Dealing with skewed data? A Practical Guide Part II

Beyond descriptives: Normality Under the Microscope

9 min readAug 12, 2024

Have you ever felt fear or anxiety about the skewed non-normal nature of your data in your thesis, research, or modeling? Uncertain about what to do with them?

In this series of three parts, I will guide you through essential steps to identify non-normality, skewed data, with two different approaches. We’ll discuss why skews occur, and whether/how we should transform them, offering practical examples.

In this part II, we’ll employ a formal approach through hypothesis testing and other tools. In the previous part, we explored informal ways by means of descriptive statistics to identify non-normality and skewness, and we discussed potential reasons for data being skewed. Both strategies are valid, useful, and can be applied simultaneously, depending on the study’s objectives, the type of analysis, and the researcher’s comfort level, among other factors.

Warning : This article provides an initial and summarized approach.

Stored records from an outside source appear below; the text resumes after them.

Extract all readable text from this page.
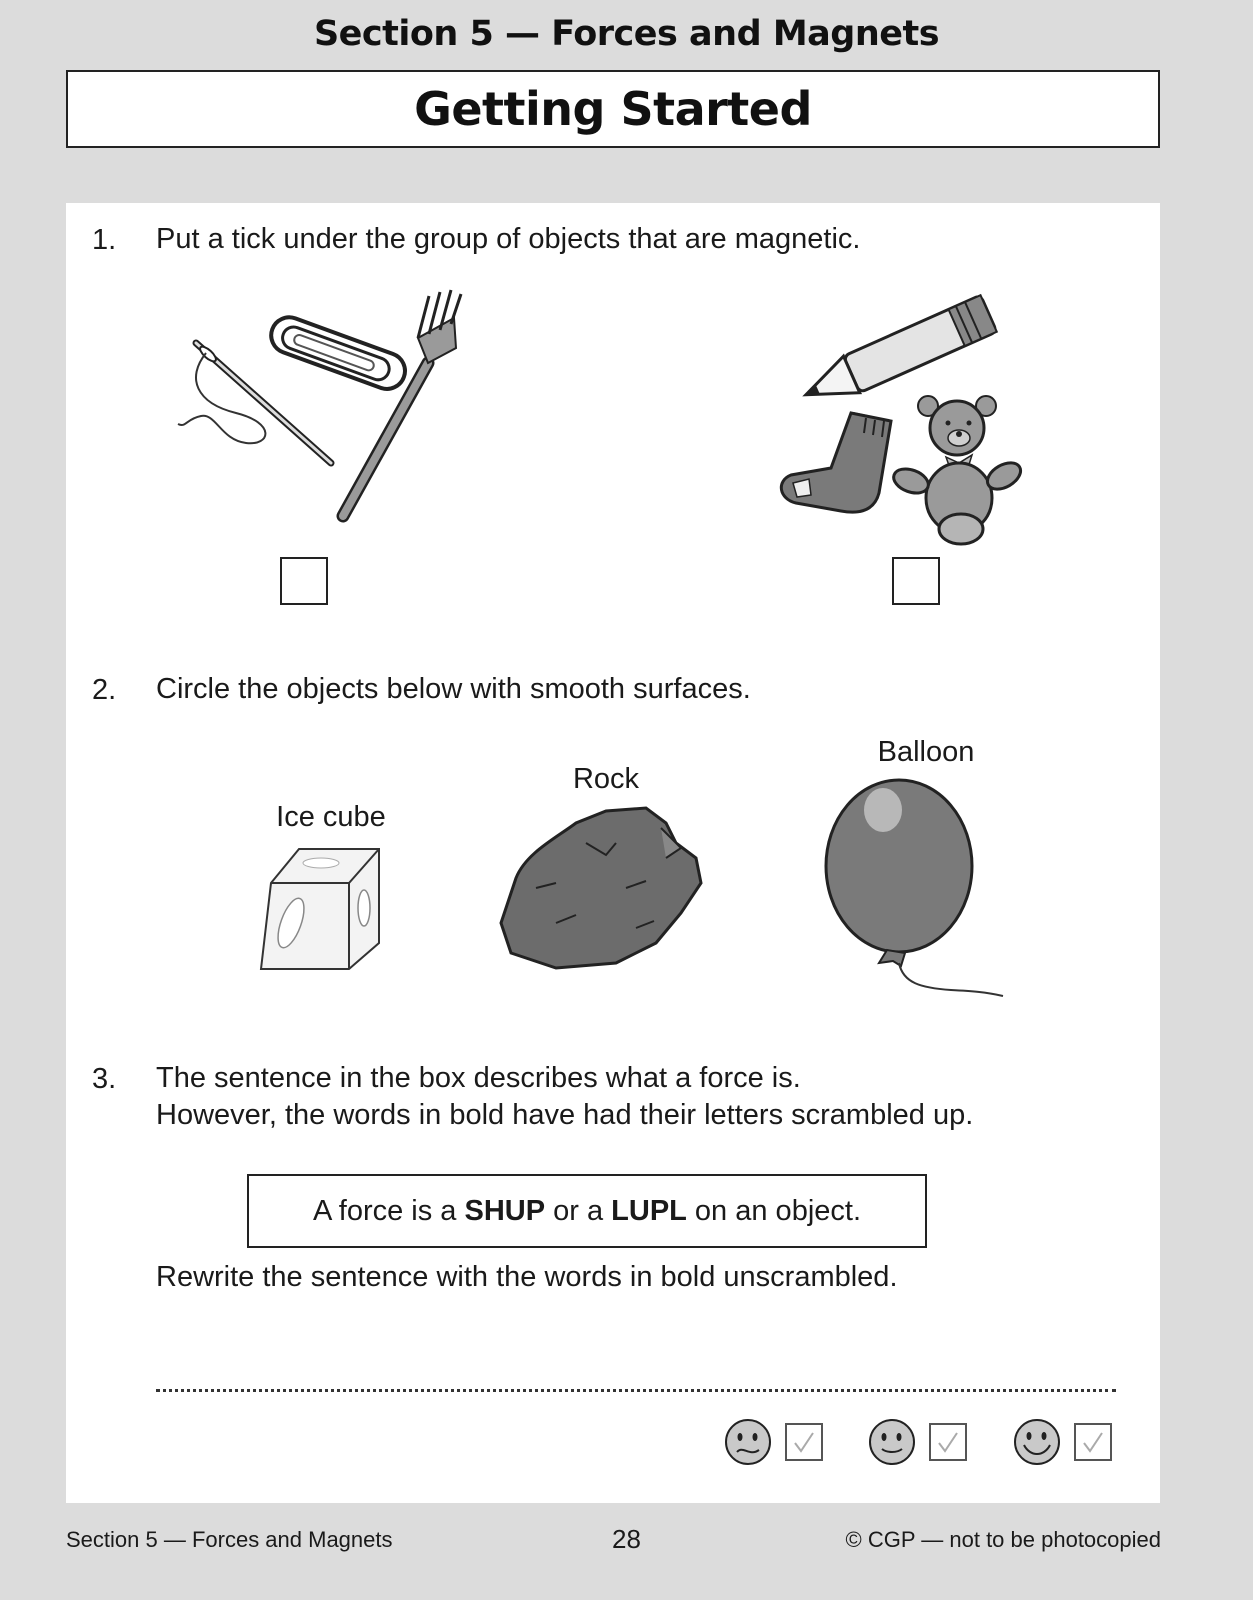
Section 5 — Forces and Magnets
Getting Started
1. Put a tick under the group of objects that are magnetic.
2. Circle the objects below with smooth surfaces.
Ice cube
Rock
Balloon
3. The sentence in the box describes what a force is.
However, the words in bold have had their letters scrambled up.
A force is a SHUP or a LUPL on an object.
Rewrite the sentence with the words in bold unscrambled.
Section 5 — Forces and Magnets	28	© CGP — not to be photocopied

We will touch upon extensive topics that require exhaustive study, often accompanied by a statistician or subject expert.

All graphs and tables in this series were created by the author.

Rigorous Methods in Normality Assessment

Formal statistical methods, grounded in mathematical statistics, employ probability theory and estimation techniques to draw rigorous inferences about populations. By quantifying uncertainty, these approaches provide stronger analytical capabilities than descriptive statistics alone when applied appropriately. Let’s begin!

1. Core Statistical Tests

There are two popular formal strategies for checking if variables follow a normal distribution: hypothesis tests and graphical representations.

Hypothesis tests for normality:

Here, the null hypothesis (H0) suggests that the data are normally distributed, while the alternative hypothesis (H1) indicates they are not. The p-values represent the probability of observing a distribution at least as extreme as the current one, assuming the data are from a population with a normal distribution.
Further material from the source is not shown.